Cylindrical and Asymmetrical 3D Convolution Networks for LiDAR Segmentation
This work provides a significant improvement for autonomous driving systems by enhancing the accuracy of LiDAR segmentation, which is crucial for environmental perception.
This paper addresses large-scale driving-scene LiDAR segmentation by proposing a new framework that uses cylindrical partitioning and asymmetrical 3D convolution networks to better handle the sparsity and varying density of outdoor point clouds. The method achieved 1st place on the SemanticKITTI leaderboard and outperformed existing methods on nuScenes by approximately 4%.

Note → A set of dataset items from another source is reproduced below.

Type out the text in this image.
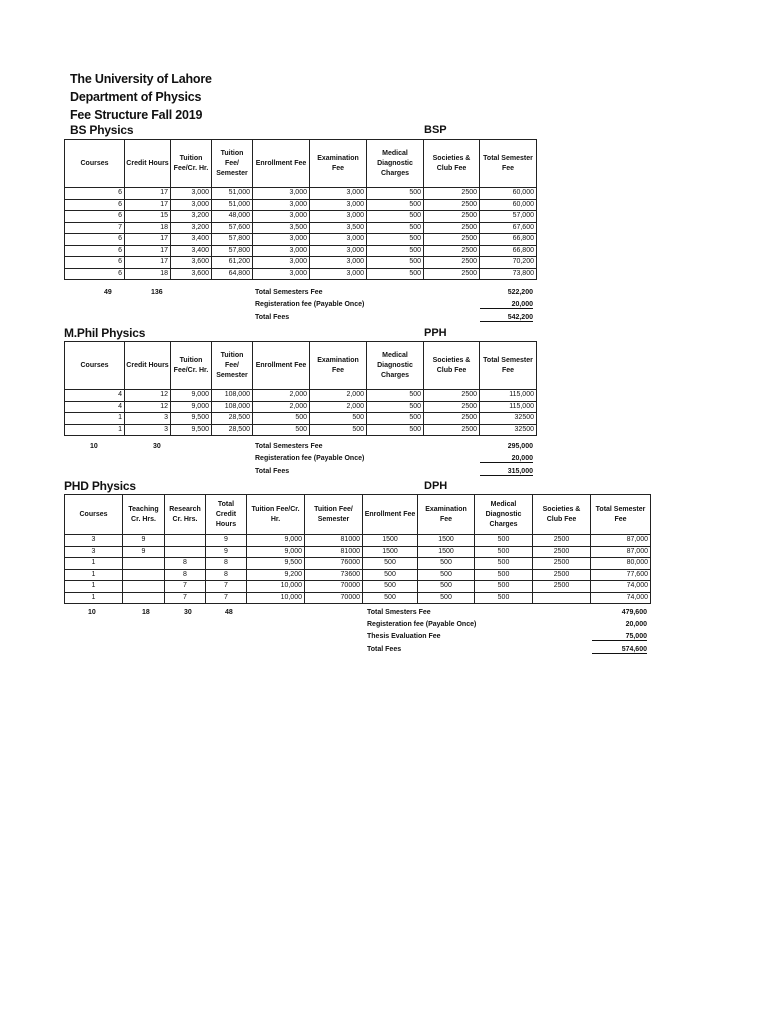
The University of Lahore
Department of Physics
Fee Structure Fall 2019
BS Physics	BSP
Courses	Credit Hours	Tuition Fee/Cr. Hr.	Tuition Fee/ Semester	Enrollment Fee	Examination Fee	Medical Diagnostic Charges	Societies & Club Fee	Total Semester Fee
6	17	3,000	51,000	3,000	3,000	500	2500	60,000
6	17	3,000	51,000	3,000	3,000	500	2500	60,000
6	15	3,200	48,000	3,000	3,000	500	2500	57,000
7	18	3,200	57,600	3,500	3,500	500	2500	67,600
6	17	3,400	57,800	3,000	3,000	500	2500	66,800
6	17	3,400	57,800	3,000	3,000	500	2500	66,800
6	17	3,600	61,200	3,000	3,000	500	2500	70,200
6	18	3,600	64,800	3,000	3,000	500	2500	73,800
49	136	Total Semesters Fee	522,200
Registeration fee (Payable Once)	20,000
Total Fees	542,200
M.Phil Physics	PPH
Courses	Credit Hours	Tuition Fee/Cr. Hr.	Tuition Fee/ Semester	Enrollment Fee	Examination Fee	Medical Diagnostic Charges	Societies & Club Fee	Total Semester Fee
4	12	9,000	108,000	2,000	2,000	500	2500	115,000
4	12	9,000	108,000	2,000	2,000	500	2500	115,000
1	3	9,500	28,500	500	500	500	2500	32500
1	3	9,500	28,500	500	500	500	2500	32500
10	30	Total Semesters Fee	295,000
Registeration fee (Payable Once)	20,000
Total Fees	315,000
PHD Physics	DPH
Courses	Teaching Cr. Hrs.	Research Cr. Hrs.	Total Credit Hours	Tuition Fee/Cr. Hr.	Tuition Fee/ Semester	Enrollment Fee	Examination Fee	Medical Diagnostic Charges	Societies & Club Fee	Total Semester Fee
3	9		9	9,000	81000	1500	1500	500	2500	87,000
3	9		9	9,000	81000	1500	1500	500	2500	87,000
1		8	8	9,500	76000	500	500	500	2500	80,000
1		8	8	9,200	73600	500	500	500	2500	77,600
1		7	7	10,000	70000	500	500	500	2500	74,000
1		7	7	10,000	70000	500	500	500		74,000
10	18	30	48	Total Smesters Fee	479,600
Registeration fee (Payable Once)	20,000
Thesis Evaluation Fee	75,000
Total Fees	574,600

State-of-the-art methods for large-scale driving-scene LiDAR segmentation often project the point clouds to 2D space and then process them via 2D convolution. Although this corporation shows the competitiveness in the point cloud, it inevitably alters and abandons the 3D topology and geometric relations. A natural remedy is to utilize the3D voxelization and 3D convolution network. However, we found that in the outdoor point cloud, the improvement obtained in this way is quite limited. An important reason is the property of the outdoor point cloud, namely sparsity and varying density. Motivated by this investigation, we propose a new framework for the outdoor LiDAR segmentation, where cylindrical partition and asymmetrical 3D convolution networks are designed to explore the 3D geometric pat-tern while maintaining these inherent properties. Moreover, a point-wise refinement module is introduced to alleviate the interference of lossy voxel-based label encoding. We evaluate the proposed model on two large-scale datasets, i.e., SemanticKITTI and nuScenes. Our method achieves the 1st place in the leaderboard of SemanticKITTI and outperforms existing methods on nuScenes with a noticeable margin, about 4%. Furthermore, the proposed 3D framework also generalizes well to LiDAR panoptic segmentation and LiDAR 3D detection.